Lucarno1, minuit, 15 Mai.

[p. 63] Nous nous sommes rendus ce matin de bonne heure à l'Isola-Bella; nous [p. 64] l'avons parcourue, admirée, et vers la fin du jour, nous nous sommes rembarqués pour venir coucher ici; je me suis assise à un bout du bateau, d'où je considérais le pays le plus enchanteur et le plus fertile de la terre. D'un côté, les flancs escarpés du mont Cenero, d'où sortent çà et là des touffes de figuiers et de bouquets de pins maritimes; sur l'autre rive, de vertes prairies parsemées de beaux chênes et de hauts peupliers, partout une variété de perspectives adoucies par les derniers rayons du soleil couchant. Mais que me faisait la magnificence de ce tableau? je le regardais sans en jouir, j'étais insensible à tout, à tout, excepté aux moindres paroles, aux moindres mouvemens d'un seul être: s'il faisait un pas de mon côté, mon coeur battait avec violence; s'il s'éloignait, je me sentais mourir; s'il fixait ses regards sur moi, je ne pouvais les soutenir; s'il les détournait sur d'autres objets, j'étais au désespoir: une place est demeurée [p. 65] libre un instant auprès de la mienne, il me semblait que j'aurais voulu éviter qu'il vînt s'y asseoir; mais quand M. Watelin s'est hâté de s'en emparer, j'ai éprouvé un tel chagrin, qu'il ne m'en a pas fallu davantage pour m'apprendre que je la réservais en secret à un autre. Alors, M. Semler, qui avait paru désirer se rapprocher de moi, mais avec moins d'empressement que M. Watelin, puisque celui-ci l'avait devancé, satisfait sans doute, et fatigué peut-être du faible effort qu'il avait fait, n'a plus tenté de le renouveler, et est allé s'asseoir sur le banc des rameurs jusqu'au moment où nous avons débarqué. En sortant du bateau, il m'a donné la main, mais ne m'a point parlé; depuis le matin cependant il ne m'avait pas adressé un seul mot: il n'a donc plus rien à me dire? Se peut-il, mon frère, que quand on va se quitter, quand on a si peu de momens, on les laisse ainsi échapper? J'étais oppressée, j'étouffais: cette [p. 66] journée si longue, cette soirée si belle, comme il les a gâtées! elles ne reviendront plus; il partira . . . . Ah! il ne m'aime point; j'en suis sûre, il ne m'aime point . . . . Eh bien! pourquoi m'en affliger? qu'importe la cause qui me sauve? O mon frère! quel horrible combat dans mon coeur! En vain, je voudrais me cacher ce qui s'y passe, en vain je me détourne de moi-même; je sens, je sens en frémissant que je crains moins de me perdre, que d'être sauvée par son indifférence.

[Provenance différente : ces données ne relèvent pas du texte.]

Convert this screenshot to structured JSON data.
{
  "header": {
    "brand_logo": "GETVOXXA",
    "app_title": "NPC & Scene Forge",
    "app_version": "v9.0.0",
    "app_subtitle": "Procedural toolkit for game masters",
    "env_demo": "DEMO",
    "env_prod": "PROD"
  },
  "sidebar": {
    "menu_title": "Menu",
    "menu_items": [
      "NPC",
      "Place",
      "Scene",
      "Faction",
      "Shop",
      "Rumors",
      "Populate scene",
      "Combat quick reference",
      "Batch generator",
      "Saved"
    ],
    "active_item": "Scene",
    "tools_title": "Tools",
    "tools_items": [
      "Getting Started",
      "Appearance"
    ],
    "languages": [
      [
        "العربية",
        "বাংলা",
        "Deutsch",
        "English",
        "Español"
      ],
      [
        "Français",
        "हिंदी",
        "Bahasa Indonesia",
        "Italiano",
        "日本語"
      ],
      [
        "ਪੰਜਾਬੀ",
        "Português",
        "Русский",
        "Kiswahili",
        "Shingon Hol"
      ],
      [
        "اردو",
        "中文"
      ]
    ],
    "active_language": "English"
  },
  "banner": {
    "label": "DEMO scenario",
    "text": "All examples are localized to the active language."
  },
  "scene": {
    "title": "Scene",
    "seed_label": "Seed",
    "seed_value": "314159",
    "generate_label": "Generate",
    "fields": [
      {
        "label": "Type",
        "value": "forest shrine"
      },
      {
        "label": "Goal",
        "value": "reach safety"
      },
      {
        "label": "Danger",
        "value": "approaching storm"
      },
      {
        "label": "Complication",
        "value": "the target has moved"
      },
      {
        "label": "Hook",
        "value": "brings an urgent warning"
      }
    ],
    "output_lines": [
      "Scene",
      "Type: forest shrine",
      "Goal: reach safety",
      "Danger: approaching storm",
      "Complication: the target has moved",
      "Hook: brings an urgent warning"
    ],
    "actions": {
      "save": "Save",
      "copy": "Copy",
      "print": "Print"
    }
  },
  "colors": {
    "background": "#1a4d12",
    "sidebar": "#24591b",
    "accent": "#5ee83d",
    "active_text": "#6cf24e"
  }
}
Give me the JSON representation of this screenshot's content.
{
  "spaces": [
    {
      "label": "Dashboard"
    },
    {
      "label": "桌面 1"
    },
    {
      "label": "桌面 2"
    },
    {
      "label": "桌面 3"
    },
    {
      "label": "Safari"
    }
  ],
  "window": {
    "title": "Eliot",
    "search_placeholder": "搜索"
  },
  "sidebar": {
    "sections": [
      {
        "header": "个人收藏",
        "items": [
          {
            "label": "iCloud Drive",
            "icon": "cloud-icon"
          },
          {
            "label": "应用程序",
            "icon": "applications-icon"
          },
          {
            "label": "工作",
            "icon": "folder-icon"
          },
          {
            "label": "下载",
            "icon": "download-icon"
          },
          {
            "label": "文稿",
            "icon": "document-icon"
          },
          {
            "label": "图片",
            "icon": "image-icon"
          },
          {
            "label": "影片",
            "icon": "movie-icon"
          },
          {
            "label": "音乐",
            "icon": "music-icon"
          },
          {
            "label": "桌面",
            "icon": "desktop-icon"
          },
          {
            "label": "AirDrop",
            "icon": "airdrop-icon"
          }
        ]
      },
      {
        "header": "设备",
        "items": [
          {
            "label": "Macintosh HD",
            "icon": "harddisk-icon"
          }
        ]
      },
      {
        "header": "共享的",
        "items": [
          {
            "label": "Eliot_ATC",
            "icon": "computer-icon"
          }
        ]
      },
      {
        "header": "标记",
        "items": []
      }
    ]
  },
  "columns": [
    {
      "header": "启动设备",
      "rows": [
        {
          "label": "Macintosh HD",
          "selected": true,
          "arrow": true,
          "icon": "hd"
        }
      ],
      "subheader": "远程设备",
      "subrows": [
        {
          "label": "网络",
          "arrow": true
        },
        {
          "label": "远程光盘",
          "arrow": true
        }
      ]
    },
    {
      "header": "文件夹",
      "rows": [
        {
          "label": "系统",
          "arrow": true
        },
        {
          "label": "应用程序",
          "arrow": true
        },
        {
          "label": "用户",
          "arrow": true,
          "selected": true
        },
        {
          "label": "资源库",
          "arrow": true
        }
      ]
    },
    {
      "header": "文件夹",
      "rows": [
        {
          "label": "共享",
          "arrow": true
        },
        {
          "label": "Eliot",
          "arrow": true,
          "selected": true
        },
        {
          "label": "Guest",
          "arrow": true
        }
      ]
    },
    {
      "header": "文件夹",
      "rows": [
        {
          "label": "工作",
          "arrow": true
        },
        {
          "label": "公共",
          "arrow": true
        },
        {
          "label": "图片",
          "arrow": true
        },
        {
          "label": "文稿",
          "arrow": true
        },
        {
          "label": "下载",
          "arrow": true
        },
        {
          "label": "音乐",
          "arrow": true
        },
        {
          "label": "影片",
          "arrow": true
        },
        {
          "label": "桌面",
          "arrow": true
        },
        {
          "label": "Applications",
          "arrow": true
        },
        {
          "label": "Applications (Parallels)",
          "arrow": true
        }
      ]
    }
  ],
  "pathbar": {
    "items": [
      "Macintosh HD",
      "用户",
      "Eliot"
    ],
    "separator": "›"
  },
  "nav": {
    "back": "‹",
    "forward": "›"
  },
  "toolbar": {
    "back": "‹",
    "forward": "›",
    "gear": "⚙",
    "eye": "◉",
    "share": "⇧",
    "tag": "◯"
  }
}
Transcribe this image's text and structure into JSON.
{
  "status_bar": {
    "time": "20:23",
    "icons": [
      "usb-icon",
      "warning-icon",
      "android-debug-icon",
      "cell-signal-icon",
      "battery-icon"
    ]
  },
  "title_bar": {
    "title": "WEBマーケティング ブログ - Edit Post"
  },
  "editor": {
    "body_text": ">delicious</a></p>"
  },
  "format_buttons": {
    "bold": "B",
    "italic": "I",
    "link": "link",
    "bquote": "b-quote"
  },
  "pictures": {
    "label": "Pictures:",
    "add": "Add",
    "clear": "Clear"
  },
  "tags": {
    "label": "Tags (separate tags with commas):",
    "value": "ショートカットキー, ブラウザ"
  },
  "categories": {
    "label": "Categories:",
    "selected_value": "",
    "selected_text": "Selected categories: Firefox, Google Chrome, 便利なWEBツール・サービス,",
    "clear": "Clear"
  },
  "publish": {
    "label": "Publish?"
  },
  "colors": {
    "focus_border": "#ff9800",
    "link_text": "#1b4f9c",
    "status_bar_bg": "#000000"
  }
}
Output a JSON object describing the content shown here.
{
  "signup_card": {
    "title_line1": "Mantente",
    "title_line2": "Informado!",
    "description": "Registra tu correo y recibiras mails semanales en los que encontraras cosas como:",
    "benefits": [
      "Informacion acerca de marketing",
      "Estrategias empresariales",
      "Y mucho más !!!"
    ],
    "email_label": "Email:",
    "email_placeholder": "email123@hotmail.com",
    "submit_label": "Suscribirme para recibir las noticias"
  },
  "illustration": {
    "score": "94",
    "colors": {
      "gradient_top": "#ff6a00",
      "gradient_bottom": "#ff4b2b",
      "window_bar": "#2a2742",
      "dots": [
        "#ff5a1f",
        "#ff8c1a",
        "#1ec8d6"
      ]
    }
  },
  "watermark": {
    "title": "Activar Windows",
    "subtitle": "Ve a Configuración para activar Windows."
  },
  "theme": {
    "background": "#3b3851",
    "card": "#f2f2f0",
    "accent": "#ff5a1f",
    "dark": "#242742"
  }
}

A ce mot, je tombe à genoux devant ce ciel que j'offense, devant toi, mon vertueux frère, qui dois rougir de me nommer ta soeur: je voudrais que la terre m'éngloutît. Ah! que ne s'est-il précipité avec moi dans l'affreux torrent de la grotte, j'aurais expirée digne encore de toi: maintenant, qui pourra me sauver? Tu es absent, mes cris ne peuvent t'atteindre; cette lettre même que je trace dans l'angoisse de la douleur, qui peut dire si j'existerai encore [p. 67] lorsque tu la recevras? Hélas! faut-il que tu aies entrepris ce funeste voyage au moment où j'avais le plus besoin de toi, tes lettres m'auraient secourue; mais ton silence me laisse sans ressource tu m'aurais conseillée, tu m'aurais donné des ordres, et je les eusse suivis: Amélie n'a-t-elle pas juré mille fois de n'y jamais désobéir?


1 Lucarno, à un demi-mille de lac Majeur.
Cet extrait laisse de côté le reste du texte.